Venture capital (VC) is increasingly recognizing the significance of proptech innovations. While the current market is undoubtedly different, VC invested over $11 billion into proptech startups in 2023.  Today’s macro-economic environment does not negate the industry’s inherent and historically proven characteristics: real estate is recession proof; it is the largest store of consumers’ wealth and how individuals create and pass along generational wealth. What is changing, however, is how investors are now thinking about proptech. The opportunity cost of investing millions of dollars into a long-term, slowly depreciating, tangible asset (as VCs have traditionally done) does not classically align with a fund’s lifecycle. Success in proptech will be found in the opportunities that center on the ‘tech’: the businesses focusing on displacing legacy solutions or manual workflows, as well as property-focused financial products.
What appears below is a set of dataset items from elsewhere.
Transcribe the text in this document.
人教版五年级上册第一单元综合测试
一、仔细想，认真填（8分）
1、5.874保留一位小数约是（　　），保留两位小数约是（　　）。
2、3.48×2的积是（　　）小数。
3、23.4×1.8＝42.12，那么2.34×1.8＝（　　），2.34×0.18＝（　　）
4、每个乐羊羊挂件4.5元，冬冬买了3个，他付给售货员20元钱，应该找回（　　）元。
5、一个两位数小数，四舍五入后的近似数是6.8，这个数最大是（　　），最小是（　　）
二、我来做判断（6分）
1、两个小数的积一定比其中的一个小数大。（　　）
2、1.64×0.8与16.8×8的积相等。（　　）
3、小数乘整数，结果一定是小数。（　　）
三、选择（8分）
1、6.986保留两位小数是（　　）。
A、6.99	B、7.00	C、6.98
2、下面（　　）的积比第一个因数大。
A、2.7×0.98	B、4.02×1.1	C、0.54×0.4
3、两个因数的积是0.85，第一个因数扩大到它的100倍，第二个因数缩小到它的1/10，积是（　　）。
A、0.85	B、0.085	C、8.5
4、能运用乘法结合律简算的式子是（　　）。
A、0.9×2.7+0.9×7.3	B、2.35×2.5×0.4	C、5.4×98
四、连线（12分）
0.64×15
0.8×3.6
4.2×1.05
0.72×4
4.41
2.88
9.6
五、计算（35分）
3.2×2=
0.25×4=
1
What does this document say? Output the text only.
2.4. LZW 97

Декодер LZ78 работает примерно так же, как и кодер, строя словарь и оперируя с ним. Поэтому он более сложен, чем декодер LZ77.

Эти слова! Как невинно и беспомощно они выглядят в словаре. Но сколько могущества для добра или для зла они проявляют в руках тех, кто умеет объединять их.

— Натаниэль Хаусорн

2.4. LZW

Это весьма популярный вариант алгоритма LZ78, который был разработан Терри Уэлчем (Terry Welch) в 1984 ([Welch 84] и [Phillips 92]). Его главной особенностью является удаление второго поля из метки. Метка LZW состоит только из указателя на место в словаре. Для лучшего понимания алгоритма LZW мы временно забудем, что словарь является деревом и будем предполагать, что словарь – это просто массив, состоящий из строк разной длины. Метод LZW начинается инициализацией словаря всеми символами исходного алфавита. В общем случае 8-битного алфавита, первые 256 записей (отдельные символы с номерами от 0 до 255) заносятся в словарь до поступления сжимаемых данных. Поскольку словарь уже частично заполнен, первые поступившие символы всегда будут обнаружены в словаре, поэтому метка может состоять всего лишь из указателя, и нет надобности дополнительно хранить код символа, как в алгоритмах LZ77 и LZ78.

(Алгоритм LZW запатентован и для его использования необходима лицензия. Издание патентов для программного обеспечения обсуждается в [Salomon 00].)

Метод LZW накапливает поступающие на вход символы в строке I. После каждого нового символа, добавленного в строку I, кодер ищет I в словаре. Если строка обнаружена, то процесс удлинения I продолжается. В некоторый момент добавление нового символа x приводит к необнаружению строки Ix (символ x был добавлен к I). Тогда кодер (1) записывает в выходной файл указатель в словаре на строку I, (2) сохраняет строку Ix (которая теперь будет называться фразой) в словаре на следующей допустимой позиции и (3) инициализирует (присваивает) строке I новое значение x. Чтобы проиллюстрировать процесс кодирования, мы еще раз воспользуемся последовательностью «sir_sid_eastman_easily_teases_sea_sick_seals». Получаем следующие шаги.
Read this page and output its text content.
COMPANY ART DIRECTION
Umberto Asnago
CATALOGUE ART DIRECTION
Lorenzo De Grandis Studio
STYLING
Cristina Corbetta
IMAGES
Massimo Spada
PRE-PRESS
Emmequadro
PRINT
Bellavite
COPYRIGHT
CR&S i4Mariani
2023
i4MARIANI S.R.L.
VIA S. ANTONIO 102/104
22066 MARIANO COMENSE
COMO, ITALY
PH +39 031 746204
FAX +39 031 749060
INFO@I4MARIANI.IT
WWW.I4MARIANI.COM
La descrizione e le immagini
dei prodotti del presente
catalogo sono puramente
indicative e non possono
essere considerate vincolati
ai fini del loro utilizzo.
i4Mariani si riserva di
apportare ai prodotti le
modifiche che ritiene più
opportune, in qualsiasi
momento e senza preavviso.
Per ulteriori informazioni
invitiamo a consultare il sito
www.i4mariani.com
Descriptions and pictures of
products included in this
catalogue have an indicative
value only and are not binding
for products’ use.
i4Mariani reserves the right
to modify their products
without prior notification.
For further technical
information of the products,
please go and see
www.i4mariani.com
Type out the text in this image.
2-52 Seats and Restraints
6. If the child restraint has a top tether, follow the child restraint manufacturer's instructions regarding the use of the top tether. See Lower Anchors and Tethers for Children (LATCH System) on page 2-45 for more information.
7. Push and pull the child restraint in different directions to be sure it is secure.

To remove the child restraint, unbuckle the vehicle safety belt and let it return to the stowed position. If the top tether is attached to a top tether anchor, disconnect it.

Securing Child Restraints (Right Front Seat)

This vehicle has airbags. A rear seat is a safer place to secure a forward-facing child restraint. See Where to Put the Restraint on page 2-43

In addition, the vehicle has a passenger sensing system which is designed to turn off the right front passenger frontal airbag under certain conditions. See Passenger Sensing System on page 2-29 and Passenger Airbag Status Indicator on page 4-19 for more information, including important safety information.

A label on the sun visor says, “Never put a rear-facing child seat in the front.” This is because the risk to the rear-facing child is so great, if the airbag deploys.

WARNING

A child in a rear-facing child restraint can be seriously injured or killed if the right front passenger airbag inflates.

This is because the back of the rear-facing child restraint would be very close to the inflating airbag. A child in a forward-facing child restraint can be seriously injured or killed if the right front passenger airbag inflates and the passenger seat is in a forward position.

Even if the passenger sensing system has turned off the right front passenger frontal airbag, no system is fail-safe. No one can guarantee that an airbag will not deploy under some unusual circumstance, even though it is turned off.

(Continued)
Within the MEA region, VC invested a total of $778 million in the proptech space since 20197. We believe the region has a unique advantage in developing, testing and deploying property technologies largely driven by the size of the market, the depth of the opportunities and the chance to leapfrog legacy infrastructure. Today, pockets of property innovation are emerging across MEA, from the United Arab Emirates’ (UAE) Huspy digitizing home financing to Nigeria’s Spleet redefining the landlord-tenant dynamic across Africa. This is only the beginning of what will be a technological revolution in how we conceptualize, build and manage property.